Site storage - Githubissues

bgrgicak commented 1 month ago

This task is a part of the Web app redesign project.

We need to create a way to store metadata of sites available to a user.

[ ] Site list each site in OPFS has a metadata.json file
- [ ] Site title
- [ ] Site slug
- [ ] Favicon (ideally a data url)
- [ ] Blueprint
- [ ] Date created
- [ ] Date last active (used to determine the current site)
- [ ] Logs
- [ ] Storage (browser | none | device)
[ ] Add site with default settings
[ ] Update site
[ ] Delete site
[ ] Reset site
[ ] Get site

adamziel commented 1 month ago

Let's take this opportunity to design a solid metadata format. Some questions to ponder:

How many JSON schemas will we need? There's site metadata, runtime setup options, Blueprints. Is it fine to have three files? Would it be useful to fold it into one?
Should the metadata file be exported with the site and easily reusable across different Playground apps?
Is there something we can reuse from the JSON format used by Studio?
Should it contain the PHP and WordPress version? That would duplicate what's inside the Blueprint. Or should it not contain it? But then, we'd have to update the stored copy of the Blueprint used to create a site whenever the user changes the PHP or WordPress version.

cc @brandonpayton

brandonpayton commented 1 month ago

Let's take this opportunity to design a solid metadata format.

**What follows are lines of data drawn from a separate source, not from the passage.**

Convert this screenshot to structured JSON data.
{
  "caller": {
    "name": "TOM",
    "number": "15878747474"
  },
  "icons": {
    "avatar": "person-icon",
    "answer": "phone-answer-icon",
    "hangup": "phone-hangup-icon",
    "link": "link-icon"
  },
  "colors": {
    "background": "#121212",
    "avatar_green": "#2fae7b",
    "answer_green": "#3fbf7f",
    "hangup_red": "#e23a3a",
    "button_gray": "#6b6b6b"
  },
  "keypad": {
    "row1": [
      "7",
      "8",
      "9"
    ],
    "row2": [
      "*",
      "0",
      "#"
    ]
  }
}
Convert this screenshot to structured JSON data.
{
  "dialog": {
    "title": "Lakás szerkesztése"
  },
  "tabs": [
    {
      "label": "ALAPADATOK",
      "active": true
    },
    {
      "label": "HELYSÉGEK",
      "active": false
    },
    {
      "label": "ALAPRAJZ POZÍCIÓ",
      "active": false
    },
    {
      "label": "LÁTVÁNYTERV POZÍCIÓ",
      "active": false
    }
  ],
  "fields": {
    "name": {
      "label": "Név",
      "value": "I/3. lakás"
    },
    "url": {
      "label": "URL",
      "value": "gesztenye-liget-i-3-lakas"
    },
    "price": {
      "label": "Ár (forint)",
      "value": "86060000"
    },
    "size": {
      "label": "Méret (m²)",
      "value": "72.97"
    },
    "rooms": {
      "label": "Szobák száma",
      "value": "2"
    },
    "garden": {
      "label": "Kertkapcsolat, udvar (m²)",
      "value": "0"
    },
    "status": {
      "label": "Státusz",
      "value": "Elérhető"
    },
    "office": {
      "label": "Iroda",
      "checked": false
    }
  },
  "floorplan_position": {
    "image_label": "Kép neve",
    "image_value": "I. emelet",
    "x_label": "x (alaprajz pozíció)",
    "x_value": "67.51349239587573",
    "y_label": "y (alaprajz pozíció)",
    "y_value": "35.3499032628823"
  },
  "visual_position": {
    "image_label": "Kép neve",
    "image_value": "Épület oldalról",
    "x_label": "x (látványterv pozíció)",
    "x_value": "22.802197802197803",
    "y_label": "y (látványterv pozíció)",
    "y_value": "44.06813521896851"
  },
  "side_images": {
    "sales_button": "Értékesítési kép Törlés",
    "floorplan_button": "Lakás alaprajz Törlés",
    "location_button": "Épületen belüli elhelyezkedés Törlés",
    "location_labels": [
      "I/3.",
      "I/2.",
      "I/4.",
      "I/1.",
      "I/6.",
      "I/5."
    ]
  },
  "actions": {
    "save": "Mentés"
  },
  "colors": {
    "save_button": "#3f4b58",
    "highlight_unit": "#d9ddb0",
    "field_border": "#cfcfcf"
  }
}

Some questions to ponder:

This sounds like a great idea. I haven't had time to look at this today but plan to begin tomorrow the morning.

brandonpayton commented 1 month ago

First task:

Establish a simple interface for listing OPFS sites for the site manager being added in #1661.

brandonpayton commented 1 month ago

I considered making a simple PR starting with @bgrgicak's OPFS-reading function from the site manager view PR. But we will outgrow that interface almost immediately, and it wouldn't be better than the local function that is there now.

I started thinking about the interface we'd actually want for loading sites from a variety of sources. Here are my thoughts.

Today, we save and load sites from:

OPFS
Local FileSystem

But we would also like to be able to load sites from other sources like:

Git repo containing multiple sites on a single branch
Git repo with a site version per branch
List of External ZIP file URLs
Third-party HTTP API

Each source would define its own Load/Save operations, and since both Load and Save operations can be slow, the interface would need to support progress updates that can be reflected to users.

For Load, each source query would yield an event stream. We could read each source's stream individually or optionally compose them into a single loading event stream. (Perhaps we could use the Streams API. I don't know enough yet to know whether it can be used to yield streams of objects, but it looks like it might.)

If using the Streams API, each load event might look something like:

interface SiteListingEvent {
    value: {
        source: sourceSlug,
        // Site schema TBD
        sites: Site[];
        // This is the projected total site count
        // and could be used as the basis for progress UI.
        // This number could change as a source is being read
        // and more sites are being discovered.
        expectedTotal: number;
    }
    done: boolean;
}

Ideally, the loading streams would be cancelable.

Before loading, Playground sources would be configured via APIs like query string, Blueprints, etc.

Some possible lenses for the site sourcing and listing:

Combine Site Sources into one group
Read multiple site sources and group by source
Single source, a source equivalent to the "seamless" UI option

These are my thoughts, and I hope to start prototyping tomorrow.

bgrgicak commented 1 month ago

@brandonpayton This sounds like a good solution to the load/save problem we discussed a few times and I like that it would enable Playground to use more sources.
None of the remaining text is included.